那个南方口中的传播者躺在床上,病人面色苍白,带着氧气面罩,面黄肌瘦的,裸露在外的皮肤呈现在红褐色的斑点,有点已经溃烂,密密麻麻的,让人只要看一眼都觉得难受泛恶。

        盛年的眸底清澈澄清,没有看到半点的不耐,有的只有神色的莫测,“这个人现在在哪?”

        南方同样看在手机里的人,“当时,他这个样子我没敢把他放医院,所以我租了一栋居民楼,把他隔离在里面。”

        万有佣兵团在M国没有分基地,即便有南方也不会把这个人安置在里面,毕竟他的病目前还没有相关治疗的药物,他不能至佣兵团的人于不顾。

        盛年坐姿慵懒但周身气息却带着一层薄薄的沉重,犹如皎月被乌云蒙住。

        ……

        实验室。

        这个实验室是盛年专用的,里面放着很多药物与化学药剂。

        盛年站在门边几秒,走进去,在一个墙面按下,墙面弹出来一个类似于柜子,盛年将它打开,里面放置着一个透明剂体。

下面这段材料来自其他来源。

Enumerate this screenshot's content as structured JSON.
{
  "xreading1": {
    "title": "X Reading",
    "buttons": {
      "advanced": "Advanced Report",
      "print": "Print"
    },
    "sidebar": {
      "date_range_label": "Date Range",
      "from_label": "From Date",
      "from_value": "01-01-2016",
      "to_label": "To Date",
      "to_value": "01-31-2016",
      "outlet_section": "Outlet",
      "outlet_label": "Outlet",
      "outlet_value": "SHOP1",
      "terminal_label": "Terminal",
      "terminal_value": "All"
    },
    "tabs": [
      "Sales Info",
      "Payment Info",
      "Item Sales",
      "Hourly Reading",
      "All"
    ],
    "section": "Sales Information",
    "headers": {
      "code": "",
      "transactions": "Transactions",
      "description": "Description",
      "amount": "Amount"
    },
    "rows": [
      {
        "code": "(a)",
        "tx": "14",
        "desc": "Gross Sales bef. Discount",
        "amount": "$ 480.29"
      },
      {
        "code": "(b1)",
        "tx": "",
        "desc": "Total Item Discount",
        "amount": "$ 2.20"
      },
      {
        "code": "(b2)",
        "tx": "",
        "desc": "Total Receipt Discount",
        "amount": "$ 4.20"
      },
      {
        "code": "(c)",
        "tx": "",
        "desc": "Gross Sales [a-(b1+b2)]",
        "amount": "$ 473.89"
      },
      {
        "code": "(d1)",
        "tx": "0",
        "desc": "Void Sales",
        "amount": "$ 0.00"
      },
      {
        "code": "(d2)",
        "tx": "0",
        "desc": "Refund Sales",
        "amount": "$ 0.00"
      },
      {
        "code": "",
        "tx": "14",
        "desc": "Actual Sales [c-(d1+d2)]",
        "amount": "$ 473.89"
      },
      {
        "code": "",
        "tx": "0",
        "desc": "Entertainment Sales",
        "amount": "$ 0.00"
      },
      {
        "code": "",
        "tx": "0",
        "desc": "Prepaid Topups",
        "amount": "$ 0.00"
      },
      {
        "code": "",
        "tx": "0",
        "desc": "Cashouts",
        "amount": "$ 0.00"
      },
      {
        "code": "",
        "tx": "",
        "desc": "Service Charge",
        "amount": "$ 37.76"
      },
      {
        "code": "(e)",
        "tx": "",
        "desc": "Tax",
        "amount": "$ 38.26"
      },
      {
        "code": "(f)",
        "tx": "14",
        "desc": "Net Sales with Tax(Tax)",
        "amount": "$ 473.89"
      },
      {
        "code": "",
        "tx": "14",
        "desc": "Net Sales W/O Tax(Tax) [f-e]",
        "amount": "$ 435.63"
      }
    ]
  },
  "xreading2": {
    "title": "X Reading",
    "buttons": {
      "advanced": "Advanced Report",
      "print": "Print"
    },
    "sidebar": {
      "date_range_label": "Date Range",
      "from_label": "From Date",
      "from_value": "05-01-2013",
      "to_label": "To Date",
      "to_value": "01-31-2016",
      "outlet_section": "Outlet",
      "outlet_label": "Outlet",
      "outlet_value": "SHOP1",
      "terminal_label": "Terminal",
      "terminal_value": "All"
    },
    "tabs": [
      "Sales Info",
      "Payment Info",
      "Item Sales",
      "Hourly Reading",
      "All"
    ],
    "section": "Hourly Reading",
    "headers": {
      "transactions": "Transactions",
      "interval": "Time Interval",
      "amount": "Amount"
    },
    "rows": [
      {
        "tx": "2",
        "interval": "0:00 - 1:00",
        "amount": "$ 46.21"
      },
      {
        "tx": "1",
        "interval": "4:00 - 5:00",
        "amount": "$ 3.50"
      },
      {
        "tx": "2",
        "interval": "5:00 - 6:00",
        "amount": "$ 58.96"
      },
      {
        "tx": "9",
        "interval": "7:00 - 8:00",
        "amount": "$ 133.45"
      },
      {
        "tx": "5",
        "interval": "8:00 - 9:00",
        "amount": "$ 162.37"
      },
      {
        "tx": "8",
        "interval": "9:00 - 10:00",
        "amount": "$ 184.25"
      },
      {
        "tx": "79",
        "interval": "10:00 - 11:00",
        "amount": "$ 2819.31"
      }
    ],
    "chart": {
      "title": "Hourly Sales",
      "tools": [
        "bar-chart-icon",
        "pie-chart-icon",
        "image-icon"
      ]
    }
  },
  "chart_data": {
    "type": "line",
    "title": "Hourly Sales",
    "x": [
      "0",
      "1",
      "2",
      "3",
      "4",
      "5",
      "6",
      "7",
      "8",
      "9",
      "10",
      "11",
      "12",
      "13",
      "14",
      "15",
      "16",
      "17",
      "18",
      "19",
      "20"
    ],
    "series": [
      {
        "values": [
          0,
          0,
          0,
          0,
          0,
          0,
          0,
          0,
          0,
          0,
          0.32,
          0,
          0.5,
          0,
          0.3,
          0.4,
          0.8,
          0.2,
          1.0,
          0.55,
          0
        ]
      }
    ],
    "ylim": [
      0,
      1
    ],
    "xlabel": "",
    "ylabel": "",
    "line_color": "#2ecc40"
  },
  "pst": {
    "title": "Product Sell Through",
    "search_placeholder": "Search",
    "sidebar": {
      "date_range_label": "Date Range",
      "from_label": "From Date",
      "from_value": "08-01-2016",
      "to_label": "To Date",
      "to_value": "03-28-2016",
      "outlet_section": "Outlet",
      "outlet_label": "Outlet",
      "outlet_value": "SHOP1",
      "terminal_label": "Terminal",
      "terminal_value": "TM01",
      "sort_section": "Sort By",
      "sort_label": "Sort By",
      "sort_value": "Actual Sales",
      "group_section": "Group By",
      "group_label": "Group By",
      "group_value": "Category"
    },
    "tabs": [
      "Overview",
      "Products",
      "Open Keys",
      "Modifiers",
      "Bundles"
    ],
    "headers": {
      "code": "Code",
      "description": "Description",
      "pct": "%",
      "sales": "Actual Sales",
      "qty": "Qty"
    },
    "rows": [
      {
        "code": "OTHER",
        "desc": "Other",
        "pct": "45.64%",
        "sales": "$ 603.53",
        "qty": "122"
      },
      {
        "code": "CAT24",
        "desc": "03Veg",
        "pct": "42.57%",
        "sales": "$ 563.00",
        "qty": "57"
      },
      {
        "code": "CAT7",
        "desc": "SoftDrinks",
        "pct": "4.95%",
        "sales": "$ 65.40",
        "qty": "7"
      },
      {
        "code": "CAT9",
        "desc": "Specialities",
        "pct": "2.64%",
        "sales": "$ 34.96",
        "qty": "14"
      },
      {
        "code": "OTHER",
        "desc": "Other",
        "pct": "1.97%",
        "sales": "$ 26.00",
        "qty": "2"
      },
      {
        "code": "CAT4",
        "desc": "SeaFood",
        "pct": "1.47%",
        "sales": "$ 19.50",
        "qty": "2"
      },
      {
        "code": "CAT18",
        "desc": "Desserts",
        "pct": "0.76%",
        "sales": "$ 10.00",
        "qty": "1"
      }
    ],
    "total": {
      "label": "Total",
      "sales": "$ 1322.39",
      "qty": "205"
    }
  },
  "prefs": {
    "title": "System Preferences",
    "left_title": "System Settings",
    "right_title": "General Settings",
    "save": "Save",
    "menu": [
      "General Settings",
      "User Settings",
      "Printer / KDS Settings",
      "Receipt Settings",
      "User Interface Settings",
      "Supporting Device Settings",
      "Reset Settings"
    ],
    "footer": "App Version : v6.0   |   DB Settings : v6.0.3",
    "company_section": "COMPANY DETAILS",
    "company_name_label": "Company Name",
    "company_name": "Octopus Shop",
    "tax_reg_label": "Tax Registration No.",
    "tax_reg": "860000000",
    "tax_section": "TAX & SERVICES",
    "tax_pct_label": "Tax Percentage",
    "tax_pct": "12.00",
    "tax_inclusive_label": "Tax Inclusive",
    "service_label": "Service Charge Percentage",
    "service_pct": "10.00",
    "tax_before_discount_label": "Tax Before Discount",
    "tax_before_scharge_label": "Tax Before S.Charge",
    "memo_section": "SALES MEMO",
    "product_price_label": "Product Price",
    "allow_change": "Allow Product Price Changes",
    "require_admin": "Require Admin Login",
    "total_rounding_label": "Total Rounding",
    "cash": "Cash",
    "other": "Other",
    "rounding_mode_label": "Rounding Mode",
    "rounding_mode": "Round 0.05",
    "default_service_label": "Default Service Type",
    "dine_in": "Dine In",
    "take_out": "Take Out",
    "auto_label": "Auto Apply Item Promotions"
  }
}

        她没有立刻拿,而是戴了双医用手套,将它拿起,光束穿过透明剂体,泛着淡淡的光晕。

        盛年垂了垂眸,这一小瓶东西是在她两年前制的,她不是药,是细菌,是病毒。

        用在人身上的话,就会像刚刚视频里那个人一样。

        她当年的确丧心病狂准备把这个东西用在人身上,但后来她在最后一步停止了。